Finalizada Trestles, o circuito entra nas três últimas etapas com muitas janelas abertas. Jordy lidera consistentemente, com bons resultados sucessivos, enquanto John John se mantém a uma pequena distância. Julian Wilson assumiu a liderança do segundo pelotão, a pouco mais de 8 mil pontos do líder, seguido por Matt Wilkinson e Owen Wright, que perderem de cara nos Estados Unidos e se complicaram.

1400x881

Adriano de Souza está vivo na briga pelo título. Foto: WSL / Rowland.

 

Entre os brasileiros, Adriano, em sexto, é o mais bem colocado, seguido de perto por Filipe Toledo, mesmo com uma etapa a menos. Mineiro está vivo, surfando o fino, competindo bem, e vai lutar para chegar a Pipeline na briga mais uma vez.

No caso de Filipinho, a interferência da etapa brasileira e a posterior suspensão de Fiji ainda são a maior pedra no caminho de um possível título, mas eu não duvidaria de um milagroso hat trick do surfista, com vitórias em Trestles, França e Portugal. Em ondas de manobras de alta performance, hoje, ninguém é melhor que Filipe Toledo. E ele parece já saber disso.

Gabriel, o próximo da lista, ficou bem para trás com o mau resultado em Trestles, a quase 4 mil pontos de Filipinho e a mais de 15 mil pontos de Jordy. Como a França é seu território e ele se sente muito bem em Pipeline, ainda deve ter um fio de esperança de brigar pelo título ainda em 2017.

Apesar do cenário aberto, o favoritismo vai mesmo para Jordy e John John, surfistas brilhantes e, de uns tempos para cá, com a consistência de campeões.

A odisseia da pequena gigante A vida voltou a sorrir para Silvana. Em odisseia emocional, ela dominou o pico de Trestles com muitos arcos e algumas manobras progressivas, moldados nas boas direitas de Paracuru, no Ceará. A pequena gigante não vencia uma etapa da elite desde junho de 2010, quando derrotou Sally Fitzgibbons em Lima, no Peru.

1200x801

Silvana Lima dominou o pico de Trestles e venceu mais uma batalha na vida. Foto: WSL / Rowland.

 

Na vida, passou por toda sorte de contratempos, como contusões sérias, perda de patrocínio e até preconceito, como se não bastassem os perrengues comuns a alguém com origem humilde. Num ano praticamente perdido, em que alcançou apenas dois nonos lugares, a vitória não foi suficiente para mantê-la acima da linha de corte do WCT. Mas a baixinha, como carne de sol, é duradoura e salgada: já está na elite em 2018, através da liderança da divisão de acesso.
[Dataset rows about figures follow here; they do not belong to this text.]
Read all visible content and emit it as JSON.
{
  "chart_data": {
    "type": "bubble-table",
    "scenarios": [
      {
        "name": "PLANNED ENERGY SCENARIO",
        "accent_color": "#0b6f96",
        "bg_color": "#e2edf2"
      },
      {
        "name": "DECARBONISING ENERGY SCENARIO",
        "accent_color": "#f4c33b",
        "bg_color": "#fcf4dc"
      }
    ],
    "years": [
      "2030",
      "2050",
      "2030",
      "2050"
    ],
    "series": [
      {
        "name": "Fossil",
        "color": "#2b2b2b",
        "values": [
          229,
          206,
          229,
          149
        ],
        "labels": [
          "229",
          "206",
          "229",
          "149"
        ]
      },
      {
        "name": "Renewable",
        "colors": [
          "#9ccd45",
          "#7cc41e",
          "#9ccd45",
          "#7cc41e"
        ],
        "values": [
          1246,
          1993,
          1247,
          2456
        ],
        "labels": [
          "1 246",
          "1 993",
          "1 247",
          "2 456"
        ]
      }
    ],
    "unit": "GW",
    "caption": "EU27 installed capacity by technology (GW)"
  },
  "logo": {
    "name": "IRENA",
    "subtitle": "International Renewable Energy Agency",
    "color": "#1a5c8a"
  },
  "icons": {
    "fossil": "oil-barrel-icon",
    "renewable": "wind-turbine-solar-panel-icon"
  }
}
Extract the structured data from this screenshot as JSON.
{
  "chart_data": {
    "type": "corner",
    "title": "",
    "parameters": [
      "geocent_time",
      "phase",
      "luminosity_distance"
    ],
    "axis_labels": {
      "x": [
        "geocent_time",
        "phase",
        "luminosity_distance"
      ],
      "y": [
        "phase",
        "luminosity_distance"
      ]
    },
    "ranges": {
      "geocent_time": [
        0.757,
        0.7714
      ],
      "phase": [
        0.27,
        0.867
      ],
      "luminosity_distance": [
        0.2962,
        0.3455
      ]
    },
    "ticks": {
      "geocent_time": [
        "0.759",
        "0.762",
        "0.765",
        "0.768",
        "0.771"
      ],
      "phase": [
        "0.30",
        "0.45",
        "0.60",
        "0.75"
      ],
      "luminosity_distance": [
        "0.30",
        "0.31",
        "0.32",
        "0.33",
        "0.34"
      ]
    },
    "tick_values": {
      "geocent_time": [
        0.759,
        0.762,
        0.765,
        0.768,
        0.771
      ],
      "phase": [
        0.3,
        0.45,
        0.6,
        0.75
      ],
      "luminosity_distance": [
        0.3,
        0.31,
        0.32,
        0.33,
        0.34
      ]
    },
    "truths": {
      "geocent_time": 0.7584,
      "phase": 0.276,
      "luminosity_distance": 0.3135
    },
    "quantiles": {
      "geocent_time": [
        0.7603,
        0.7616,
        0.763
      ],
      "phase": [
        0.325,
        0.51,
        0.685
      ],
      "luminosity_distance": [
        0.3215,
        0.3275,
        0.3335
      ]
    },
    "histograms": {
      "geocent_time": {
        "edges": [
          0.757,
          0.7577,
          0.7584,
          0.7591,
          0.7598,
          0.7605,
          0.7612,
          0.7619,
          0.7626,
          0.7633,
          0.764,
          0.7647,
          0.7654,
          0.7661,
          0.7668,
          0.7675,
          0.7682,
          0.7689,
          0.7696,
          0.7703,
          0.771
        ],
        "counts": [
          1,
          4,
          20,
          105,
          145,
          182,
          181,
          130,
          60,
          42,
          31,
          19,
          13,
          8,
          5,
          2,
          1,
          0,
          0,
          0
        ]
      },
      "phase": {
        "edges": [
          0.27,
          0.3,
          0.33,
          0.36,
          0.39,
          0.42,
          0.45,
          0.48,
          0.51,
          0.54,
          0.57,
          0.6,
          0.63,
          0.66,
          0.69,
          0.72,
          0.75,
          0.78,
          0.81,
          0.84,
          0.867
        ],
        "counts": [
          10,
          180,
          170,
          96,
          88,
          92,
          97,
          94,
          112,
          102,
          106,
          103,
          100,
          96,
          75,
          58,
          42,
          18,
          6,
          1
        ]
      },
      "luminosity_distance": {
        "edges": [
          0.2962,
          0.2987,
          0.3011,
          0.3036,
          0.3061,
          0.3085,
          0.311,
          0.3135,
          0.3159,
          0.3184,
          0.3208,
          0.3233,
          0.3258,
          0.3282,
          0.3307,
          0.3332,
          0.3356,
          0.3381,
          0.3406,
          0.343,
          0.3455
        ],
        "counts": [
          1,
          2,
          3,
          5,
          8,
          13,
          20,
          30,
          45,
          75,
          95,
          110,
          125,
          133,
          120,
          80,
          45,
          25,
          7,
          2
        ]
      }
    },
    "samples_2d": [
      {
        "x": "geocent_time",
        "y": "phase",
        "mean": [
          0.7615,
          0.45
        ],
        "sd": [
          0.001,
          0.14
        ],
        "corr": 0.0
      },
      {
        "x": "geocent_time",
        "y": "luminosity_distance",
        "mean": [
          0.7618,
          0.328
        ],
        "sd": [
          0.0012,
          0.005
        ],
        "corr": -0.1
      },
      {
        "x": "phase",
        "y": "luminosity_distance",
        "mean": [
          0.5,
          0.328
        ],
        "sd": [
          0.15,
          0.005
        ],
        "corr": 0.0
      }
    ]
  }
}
Em Trestles, encontrou, numa prancha mágica da Sharp Eye, feita na Califórnia pelo brasileiro Marcio Zouvi, uma solução para as falhas que lhe provocaram sucessivas eliminações. Se não tem o mesmo power de algumas adversárias, talvez pela diferença de força física, conseguiu compensar com drive, linhas refinadas e velocidade. Assim, venceu o mito Steph Gilmore três vezes e ainda derrotou Lakey Peterson, que vinha surfando muito até a fase semifinal, e, na final, a estreante Keely Andrew.

Se ela vai seguir na disputa do topo ou não, sinceramente pouco importa. Silvana tem algo muito maior que seus resultados a contar ao mundo. Ela nos orgulha, conecta-nos ao mundo. Silvana é o retrato perfeito do Brasil real, às vezes sem grana, quase sempre sem filtros e, principalmente, sem medo. Viva a Sil.